Ana Rita Cavaco foi a São Miguel acompanhada de um outro membro da sua lista, nomeadamente Luís Barreira, que em tempos foi também Vice-Presidente na Federação Nacional de Estudantes de Enfermagem.
Este profissional de saúde enalteceu o trabalho do grupo regional liderado por Fernando Felgueiras, destacando que “parte com o sentimento de dever cumprido e satisfeito com a receptividade, de um grupo que se criou e que se mantém bastante activo e participativo. A nossa vinda serviu para reunir com o mesmo grupo que esteve connosco há quatro anos e perceber a sensibilidade deles nesta questão da candidatura”, precisou.

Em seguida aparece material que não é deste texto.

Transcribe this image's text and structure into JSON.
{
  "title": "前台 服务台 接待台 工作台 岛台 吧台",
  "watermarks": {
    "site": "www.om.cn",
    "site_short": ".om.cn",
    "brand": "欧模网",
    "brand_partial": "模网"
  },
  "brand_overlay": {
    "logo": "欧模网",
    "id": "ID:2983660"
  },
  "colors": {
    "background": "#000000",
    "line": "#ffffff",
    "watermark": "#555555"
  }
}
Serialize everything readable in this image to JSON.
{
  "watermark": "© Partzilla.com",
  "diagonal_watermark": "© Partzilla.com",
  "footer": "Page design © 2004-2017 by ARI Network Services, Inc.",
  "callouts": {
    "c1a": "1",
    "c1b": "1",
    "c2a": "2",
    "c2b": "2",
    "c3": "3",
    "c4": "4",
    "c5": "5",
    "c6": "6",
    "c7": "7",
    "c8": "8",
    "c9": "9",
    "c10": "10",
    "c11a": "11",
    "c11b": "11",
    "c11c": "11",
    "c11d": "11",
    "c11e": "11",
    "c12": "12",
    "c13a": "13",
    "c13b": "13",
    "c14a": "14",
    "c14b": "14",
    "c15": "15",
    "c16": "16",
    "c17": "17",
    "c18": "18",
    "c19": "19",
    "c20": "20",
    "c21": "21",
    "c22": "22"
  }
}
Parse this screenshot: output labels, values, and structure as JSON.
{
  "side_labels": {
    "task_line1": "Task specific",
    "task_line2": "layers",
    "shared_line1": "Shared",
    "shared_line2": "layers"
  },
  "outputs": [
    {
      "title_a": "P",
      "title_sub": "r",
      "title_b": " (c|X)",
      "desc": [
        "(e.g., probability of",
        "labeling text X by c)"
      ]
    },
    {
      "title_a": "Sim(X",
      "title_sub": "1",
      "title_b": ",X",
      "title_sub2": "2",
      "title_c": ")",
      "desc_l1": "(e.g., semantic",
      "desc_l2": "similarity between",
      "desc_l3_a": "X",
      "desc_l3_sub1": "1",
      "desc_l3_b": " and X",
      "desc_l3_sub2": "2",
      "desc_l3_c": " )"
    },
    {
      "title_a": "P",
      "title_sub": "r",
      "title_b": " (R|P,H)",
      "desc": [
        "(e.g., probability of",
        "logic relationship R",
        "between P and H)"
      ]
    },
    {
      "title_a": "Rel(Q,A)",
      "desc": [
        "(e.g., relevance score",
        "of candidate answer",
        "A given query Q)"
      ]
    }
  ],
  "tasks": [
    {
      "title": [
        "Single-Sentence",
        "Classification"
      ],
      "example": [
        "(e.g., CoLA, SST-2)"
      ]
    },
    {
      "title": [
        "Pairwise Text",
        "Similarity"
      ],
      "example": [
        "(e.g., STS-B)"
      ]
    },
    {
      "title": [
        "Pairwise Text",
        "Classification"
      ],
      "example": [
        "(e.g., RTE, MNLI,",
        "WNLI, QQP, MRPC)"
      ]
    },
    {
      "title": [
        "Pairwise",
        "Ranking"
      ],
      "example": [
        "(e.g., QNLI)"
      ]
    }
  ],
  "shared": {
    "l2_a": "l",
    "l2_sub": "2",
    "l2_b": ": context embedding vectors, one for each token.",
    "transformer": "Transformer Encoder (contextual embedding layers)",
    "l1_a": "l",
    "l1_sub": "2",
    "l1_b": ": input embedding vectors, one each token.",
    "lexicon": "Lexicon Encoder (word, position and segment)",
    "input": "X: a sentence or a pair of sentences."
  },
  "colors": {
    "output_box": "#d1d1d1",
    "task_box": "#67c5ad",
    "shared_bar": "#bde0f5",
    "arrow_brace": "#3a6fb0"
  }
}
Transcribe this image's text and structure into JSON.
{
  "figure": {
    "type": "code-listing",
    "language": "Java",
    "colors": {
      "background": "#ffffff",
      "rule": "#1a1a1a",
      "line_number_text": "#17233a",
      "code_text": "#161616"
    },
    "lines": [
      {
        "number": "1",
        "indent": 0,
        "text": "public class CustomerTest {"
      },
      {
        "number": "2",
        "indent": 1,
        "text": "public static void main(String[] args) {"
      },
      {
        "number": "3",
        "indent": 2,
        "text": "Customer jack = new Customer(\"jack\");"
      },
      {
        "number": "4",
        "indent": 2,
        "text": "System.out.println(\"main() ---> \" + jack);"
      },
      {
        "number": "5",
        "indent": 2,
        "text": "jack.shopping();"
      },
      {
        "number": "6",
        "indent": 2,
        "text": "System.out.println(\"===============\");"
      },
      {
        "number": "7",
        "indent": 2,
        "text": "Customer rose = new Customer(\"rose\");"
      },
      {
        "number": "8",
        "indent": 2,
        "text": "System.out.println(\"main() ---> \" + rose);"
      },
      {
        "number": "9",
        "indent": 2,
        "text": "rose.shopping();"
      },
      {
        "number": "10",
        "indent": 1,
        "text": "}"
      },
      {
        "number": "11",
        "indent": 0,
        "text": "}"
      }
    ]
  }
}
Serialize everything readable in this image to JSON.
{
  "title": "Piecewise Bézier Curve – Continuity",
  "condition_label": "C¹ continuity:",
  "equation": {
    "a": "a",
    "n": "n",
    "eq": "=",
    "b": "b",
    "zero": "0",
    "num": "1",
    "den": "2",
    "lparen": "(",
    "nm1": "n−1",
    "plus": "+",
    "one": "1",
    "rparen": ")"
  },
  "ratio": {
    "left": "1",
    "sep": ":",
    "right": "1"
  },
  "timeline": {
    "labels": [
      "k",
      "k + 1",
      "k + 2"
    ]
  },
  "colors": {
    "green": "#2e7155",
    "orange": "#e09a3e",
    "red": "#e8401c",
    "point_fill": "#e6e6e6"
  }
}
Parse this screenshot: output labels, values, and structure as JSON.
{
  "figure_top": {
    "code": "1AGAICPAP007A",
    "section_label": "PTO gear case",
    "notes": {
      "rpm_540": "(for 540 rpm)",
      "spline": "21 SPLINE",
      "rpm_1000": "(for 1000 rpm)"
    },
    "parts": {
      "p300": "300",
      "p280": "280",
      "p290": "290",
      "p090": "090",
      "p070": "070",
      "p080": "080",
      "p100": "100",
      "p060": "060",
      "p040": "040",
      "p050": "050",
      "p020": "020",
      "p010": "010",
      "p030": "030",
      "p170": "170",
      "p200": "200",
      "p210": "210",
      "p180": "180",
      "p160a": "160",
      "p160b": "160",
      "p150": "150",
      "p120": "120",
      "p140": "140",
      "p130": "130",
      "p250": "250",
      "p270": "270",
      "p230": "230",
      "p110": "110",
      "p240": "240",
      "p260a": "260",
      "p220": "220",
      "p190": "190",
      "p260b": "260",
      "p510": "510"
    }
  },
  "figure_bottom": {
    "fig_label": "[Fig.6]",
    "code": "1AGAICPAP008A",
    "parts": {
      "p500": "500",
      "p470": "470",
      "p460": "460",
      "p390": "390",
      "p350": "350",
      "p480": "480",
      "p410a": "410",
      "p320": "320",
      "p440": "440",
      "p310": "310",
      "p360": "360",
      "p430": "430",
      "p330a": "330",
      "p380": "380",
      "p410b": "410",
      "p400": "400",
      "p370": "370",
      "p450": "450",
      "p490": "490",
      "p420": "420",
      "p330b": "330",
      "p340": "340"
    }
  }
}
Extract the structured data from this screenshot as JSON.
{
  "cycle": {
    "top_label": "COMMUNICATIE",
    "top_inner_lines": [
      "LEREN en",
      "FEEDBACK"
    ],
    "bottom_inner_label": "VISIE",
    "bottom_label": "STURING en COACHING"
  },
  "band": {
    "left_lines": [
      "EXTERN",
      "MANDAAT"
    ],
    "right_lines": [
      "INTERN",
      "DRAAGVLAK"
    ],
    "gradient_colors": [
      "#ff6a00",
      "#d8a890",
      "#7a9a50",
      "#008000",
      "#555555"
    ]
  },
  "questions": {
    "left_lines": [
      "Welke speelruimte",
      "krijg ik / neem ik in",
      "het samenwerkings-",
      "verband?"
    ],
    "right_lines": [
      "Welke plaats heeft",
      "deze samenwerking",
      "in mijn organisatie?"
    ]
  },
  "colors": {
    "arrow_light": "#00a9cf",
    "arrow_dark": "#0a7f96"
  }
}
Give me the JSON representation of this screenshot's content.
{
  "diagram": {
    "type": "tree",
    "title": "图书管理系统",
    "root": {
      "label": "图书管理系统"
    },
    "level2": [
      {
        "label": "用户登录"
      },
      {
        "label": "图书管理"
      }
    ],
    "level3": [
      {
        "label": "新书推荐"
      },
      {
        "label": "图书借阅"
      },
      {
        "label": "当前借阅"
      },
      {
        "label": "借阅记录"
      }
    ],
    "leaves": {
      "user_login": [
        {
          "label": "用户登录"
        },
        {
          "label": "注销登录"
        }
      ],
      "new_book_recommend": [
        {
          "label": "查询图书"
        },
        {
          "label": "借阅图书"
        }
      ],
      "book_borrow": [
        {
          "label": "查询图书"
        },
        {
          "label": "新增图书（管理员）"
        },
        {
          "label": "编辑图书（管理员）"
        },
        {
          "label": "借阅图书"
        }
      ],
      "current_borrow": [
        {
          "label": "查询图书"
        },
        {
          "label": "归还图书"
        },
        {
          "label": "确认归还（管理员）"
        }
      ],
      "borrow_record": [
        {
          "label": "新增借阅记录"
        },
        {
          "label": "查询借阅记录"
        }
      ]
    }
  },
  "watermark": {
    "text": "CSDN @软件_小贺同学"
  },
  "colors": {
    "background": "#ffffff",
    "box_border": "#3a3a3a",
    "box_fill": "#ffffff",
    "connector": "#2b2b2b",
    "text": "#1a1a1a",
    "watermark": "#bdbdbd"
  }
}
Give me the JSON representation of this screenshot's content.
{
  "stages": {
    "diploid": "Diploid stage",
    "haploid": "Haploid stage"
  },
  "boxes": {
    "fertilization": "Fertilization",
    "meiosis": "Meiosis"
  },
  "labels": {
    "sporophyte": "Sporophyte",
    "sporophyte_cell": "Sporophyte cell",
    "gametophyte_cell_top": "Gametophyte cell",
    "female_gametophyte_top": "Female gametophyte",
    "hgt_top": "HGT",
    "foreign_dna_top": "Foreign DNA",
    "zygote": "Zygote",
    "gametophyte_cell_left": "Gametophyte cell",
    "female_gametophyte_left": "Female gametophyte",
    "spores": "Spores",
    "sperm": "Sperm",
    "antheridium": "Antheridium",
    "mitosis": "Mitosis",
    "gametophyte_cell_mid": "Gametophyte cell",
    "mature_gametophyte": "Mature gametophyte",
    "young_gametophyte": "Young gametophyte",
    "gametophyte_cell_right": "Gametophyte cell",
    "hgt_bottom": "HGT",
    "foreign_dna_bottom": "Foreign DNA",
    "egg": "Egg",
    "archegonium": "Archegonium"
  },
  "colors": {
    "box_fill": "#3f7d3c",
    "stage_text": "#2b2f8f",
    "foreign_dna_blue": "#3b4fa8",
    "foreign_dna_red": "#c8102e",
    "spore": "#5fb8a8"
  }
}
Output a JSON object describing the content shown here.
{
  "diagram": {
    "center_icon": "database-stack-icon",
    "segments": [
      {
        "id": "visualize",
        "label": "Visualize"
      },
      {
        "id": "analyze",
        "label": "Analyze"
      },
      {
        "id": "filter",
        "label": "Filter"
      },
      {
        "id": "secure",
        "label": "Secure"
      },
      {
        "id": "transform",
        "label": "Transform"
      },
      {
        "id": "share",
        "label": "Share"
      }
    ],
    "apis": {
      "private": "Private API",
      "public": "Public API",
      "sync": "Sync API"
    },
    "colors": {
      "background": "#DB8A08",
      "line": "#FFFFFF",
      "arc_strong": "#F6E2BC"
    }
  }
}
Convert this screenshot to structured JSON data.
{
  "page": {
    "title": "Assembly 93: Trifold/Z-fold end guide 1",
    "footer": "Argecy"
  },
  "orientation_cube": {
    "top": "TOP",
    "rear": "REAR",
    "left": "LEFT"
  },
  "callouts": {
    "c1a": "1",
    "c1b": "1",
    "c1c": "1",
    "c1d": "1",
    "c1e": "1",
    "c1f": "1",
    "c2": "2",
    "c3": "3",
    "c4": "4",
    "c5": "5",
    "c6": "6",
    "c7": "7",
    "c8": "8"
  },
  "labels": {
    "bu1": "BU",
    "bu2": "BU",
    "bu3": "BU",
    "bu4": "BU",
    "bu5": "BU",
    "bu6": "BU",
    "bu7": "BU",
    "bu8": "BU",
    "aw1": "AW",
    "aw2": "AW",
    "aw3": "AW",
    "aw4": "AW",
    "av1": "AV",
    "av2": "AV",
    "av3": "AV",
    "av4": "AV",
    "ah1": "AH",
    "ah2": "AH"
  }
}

Luís Barreira aproveitou a oportunidade para referir que a Ordem dos Enfermeiros continua a não saber diminuir o erário público. “A Ordem ainda não teve a capacidade para perceber, que não é pelo facto das pessoas estarem isoladas que não podem participar, como acontece aqui nas ilhas, porque reunimo-nos cá, com colegas de São Miguel e ao mesmo tempo com outros colegas das outras ilhas, via Skype. Portanto, não há motivo nenhum para as pessoas não onerarem, em custos, os erário público, porque a Ordem é uma Associação de direito público, e em vez das pessoas se deslocarem de avião e perderem tempo, podem tranquilamente reunir connosco num determinado espaço, perto da sua casa, e é a mesma coisa se nós tivermos em Lisboa ou no Porto, porque estas questões das tecnologias facilitam muito as comunicações e a Ordem não está receptiva a isso, e é isso que também pretendemos mudar”, vincou.
Entretanto, a Ordem dos Enfermeiros realizou uma simulação de votação electrónica no passado dia 29 de Setembro, com o intuito de testar a plataforma online, realizando assim formação interna sobre os procedimentos e familiarizando os membros com o processo.